Banco, cigarrillo, cajetilla.

— Adiós, Laura.

— Buenas noches, Laura.
— Hola Jorge, ¿como le va?

Banco, cigarrillo, cajetilla.

— Adiós, Laura.

Una noche especialmente oscura, Jorge no bajó. Me parecía que bajo la luz de aquella farola yo estaba sola. Me pregunté si siempre lo había estado. Supe que no iba ver más a Jorge.

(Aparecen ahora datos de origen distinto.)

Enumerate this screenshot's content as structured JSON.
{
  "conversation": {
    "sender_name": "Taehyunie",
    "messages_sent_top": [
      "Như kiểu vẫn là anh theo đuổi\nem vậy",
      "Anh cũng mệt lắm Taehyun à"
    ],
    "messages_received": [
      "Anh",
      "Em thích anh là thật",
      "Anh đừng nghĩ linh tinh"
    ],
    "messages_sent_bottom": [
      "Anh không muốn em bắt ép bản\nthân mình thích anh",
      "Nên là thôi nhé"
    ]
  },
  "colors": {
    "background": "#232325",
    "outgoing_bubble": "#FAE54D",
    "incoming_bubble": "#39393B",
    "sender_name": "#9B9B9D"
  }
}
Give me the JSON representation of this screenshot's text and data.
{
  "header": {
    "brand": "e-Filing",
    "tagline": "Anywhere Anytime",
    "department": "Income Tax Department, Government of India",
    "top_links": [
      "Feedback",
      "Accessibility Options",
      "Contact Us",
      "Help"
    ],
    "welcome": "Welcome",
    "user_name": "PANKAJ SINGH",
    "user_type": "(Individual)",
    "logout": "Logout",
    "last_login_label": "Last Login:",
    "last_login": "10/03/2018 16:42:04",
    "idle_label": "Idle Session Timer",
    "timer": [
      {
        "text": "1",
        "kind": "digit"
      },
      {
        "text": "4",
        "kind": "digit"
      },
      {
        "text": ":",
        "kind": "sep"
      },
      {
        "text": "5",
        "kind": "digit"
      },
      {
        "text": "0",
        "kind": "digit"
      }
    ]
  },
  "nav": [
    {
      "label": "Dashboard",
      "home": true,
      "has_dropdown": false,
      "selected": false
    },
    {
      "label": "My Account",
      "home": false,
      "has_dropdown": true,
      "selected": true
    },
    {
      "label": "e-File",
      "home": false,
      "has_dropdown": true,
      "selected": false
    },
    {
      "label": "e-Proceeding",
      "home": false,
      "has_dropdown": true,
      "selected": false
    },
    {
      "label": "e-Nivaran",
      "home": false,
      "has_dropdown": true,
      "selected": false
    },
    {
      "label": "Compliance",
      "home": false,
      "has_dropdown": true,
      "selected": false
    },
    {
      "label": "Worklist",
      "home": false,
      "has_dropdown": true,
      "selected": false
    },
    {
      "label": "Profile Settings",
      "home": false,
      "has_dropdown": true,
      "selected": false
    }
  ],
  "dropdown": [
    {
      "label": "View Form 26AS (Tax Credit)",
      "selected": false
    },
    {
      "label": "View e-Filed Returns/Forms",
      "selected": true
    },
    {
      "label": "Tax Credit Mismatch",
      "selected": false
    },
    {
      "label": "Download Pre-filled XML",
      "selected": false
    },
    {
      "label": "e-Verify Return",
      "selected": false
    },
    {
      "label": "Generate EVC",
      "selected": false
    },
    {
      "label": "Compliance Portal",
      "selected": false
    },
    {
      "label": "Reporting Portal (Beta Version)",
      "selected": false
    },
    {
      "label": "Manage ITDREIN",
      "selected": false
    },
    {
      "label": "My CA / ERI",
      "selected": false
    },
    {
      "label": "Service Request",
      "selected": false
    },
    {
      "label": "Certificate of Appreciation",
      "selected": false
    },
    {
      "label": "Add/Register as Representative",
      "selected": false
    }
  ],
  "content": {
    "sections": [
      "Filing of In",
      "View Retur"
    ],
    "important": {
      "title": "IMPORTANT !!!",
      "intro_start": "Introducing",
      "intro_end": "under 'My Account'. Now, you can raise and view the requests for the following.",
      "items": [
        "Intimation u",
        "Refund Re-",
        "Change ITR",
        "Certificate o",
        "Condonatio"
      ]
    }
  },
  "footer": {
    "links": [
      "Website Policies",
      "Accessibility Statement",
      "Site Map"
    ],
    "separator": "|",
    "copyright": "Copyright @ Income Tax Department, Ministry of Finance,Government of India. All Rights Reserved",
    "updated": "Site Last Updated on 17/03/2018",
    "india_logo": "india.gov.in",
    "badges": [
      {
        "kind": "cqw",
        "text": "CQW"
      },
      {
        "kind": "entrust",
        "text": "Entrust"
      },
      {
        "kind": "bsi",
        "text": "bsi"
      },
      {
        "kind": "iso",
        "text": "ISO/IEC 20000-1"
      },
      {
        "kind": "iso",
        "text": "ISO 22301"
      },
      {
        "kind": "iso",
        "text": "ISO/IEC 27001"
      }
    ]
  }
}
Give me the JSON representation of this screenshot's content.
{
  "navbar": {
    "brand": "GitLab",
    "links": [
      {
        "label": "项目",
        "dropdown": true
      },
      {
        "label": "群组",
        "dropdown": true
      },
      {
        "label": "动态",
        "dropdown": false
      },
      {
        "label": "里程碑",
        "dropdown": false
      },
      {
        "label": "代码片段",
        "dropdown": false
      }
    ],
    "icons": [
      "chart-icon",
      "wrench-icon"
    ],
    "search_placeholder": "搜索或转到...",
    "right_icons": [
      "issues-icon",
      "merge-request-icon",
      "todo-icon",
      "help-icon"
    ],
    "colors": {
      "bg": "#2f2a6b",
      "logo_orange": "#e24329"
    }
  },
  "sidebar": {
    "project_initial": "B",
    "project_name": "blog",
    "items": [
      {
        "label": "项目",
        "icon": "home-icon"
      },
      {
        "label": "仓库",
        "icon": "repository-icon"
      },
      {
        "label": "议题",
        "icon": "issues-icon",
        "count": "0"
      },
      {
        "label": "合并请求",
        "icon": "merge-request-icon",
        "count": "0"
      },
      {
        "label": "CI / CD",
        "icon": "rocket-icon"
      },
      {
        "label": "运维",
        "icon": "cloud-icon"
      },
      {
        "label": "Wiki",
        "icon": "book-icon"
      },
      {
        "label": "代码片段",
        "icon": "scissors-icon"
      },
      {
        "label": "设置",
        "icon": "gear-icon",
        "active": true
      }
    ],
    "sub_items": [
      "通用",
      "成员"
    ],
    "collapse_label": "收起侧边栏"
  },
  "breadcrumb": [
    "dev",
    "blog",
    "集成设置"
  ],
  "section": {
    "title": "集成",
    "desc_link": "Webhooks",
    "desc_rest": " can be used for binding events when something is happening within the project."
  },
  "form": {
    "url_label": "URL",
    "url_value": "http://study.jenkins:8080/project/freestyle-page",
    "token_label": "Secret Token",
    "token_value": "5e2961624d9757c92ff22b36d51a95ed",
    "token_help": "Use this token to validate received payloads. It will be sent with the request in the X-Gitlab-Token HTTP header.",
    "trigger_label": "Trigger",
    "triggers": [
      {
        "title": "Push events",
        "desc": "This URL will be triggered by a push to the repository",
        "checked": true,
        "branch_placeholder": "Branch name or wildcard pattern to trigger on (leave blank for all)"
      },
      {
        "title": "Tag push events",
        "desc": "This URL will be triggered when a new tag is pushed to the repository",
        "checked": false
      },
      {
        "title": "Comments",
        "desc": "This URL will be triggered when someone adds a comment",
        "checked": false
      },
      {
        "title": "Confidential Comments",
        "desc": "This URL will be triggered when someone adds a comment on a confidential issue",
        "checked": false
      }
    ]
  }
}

Mi vida cambió por completo. Por las noches tenía la opción de bajar o no hasta aquel banco, también se me ocurrió que podía fumar, o no hacerlo e incluso pensé que podía ir a la notaría por las mañanas o no.

Empecé a fumar, aunque apestaba. Todos los días al subir del banco, metía la cajetilla que había doblado todo lo que podía y la metía en un recipiente de cristal. Cuando estuviera lleno, me despediría de la notaría, y buscaría otro lugar en donde vivir.

Una noche se sentó conmigo en el banco otra mujer. Bajaba todas las noches. Recuerdo vagamente sus preguntas y recuerdo, no sé porqué, que le expliqué la existencia la de mi frasco de cristal. Me acuerdo que su pregunta me pareció impertinente.

   ¿Y qué hará cuando el frasco esté lleno?

Un día el frasco se llenó, metí todas mis cosas en la maleta, asombrándome con lo pequeña que era la cantidad que había necesitado a lo largo de mi vida. Pagué el apartamento, pedí el finiquito en la notaría. 


Me marché sin saber todavía a donde iría ni que haría con mi vida.